He said the success of Nama would not be based on any assumption of a return to the recent "bubble" prices for property.

He said an assumption that the banks would benefit commercially from the establishment of Nama was not correct, "and has never been proposed by Government".

Mr Lenihan said it was a "myth" that there is some intention that the amount Nama will pay will compensate the banks for a recovery in values back to the unsustainable peak property prices.

Such an outcome was the result of "a reflection of wishful thinking among interested parties", Mr Lenihan insisted, adding that this approach "would not be countenanced by Government".

“I expect Nama to make gains over its life but I am open to examining other risk sharing mechanisms.” He said any suggestion of a default on senior bank debt would be "catastrophic".

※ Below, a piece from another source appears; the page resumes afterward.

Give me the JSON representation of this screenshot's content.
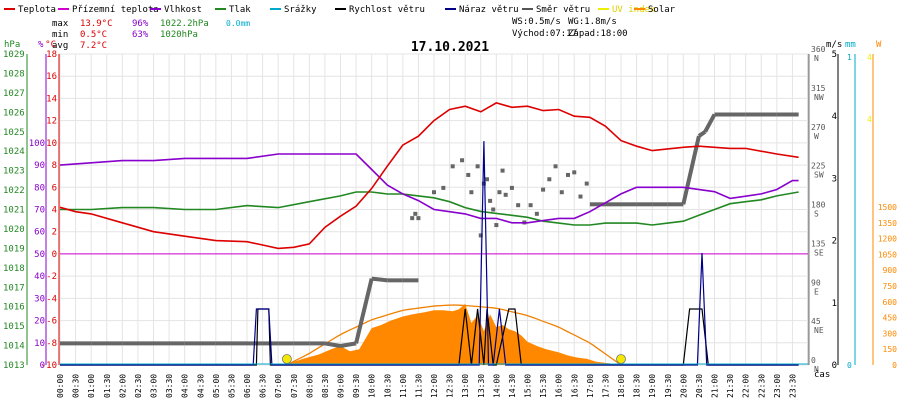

“Senior bondholders are guaranteed under the Government guarantee scheme and any suggestion that those parties should be invited to consider a reduction in the amount repayable to them would have catastrophic effects for the banking system and the funding of the Irish State,” Mr Lenihan told the committee.

Mr Lenihan added that Nama’s valuation process will require European Commission approval. He said Nama "will not be paying anything other than current market value for certain assets, where this is the appropriate approach”.

Developers would be the first to “suffer” as borrowers typically provided some 25 per cent of the purchase price and that in the event of repossession, prices would “have to fall by more than 25 per cent from the peak of the market before the bank makes any loss at all”.

Mr Lenihan said that this element was “lost in the commentary by some contributors" to the Nama debate. "Those who caused this problem and those who were involved and who failed to meet their obligations to Nama, they will not be able to return or re-enter this business," Mr Lenihan told the parliamentary committee.

Commenting on proposals that the Government should fully nationalise the entire banking system, Mr Lenihan said the “troublesome assets” would have to be dealt with “either way” and therefore would “not address the problems facing Irish banks.”

Mr Lenihan said full nationalisation would “inevitably” result in Ireland’s sovereign credit rating, which he insisted would be downgraded from AA. This, he said, would result in “increased debt service costs on the National Debt which the country can ill afford when it has so many other pressing calls on its resource.”

Outlining Nama’s valuation process, Mr Lenihan said independent valuers will initially value the security for the loan which he said “may often be more than the property purchased.“

He said this valuation will be “in accordance with recognised red book valuation standards, European valuation standards, or International valuation standards, as appropriate.”

Nama will then “adjust the value to reflect the fact that the market for this security is currently illiquid but will not remain so," he said. "This recognises that these assets are at crisis values and that the fundamental long term value having regard to cash flows and longer time horizons is appropriate.”

Labour Party spokeswoman on Finance Joan Burton claimed the Minister for Finance would be handed the most extraordinary powers ever given to a minister in the history of Irish state under the Nama plans.

Ms Burton said: “If Nama, as it’s proposed, goes through, you will in effect... be property tzar of one of largest property companies on earth”.

Fine Gael's finance spokesman Richard Bruton criticised a lack of any independent watchdog to protect the taxpayer.

“I think it’s very strange that we will be depending on an individual ministerial direction as the general protection of the taxpayer in this area,” he said.

Ms Burton also complained there was no clarity on what long-term values meant or any government explanation as to why taxpayers should pay over the odds for bad assets.

“I and practically every taxpayer in this country fear that long-term economic value is a way of overstating the value of the banks’ loans, thereby overpaying the banks,” she said.

“This is the core of the problem... this sounds like a phoney system.”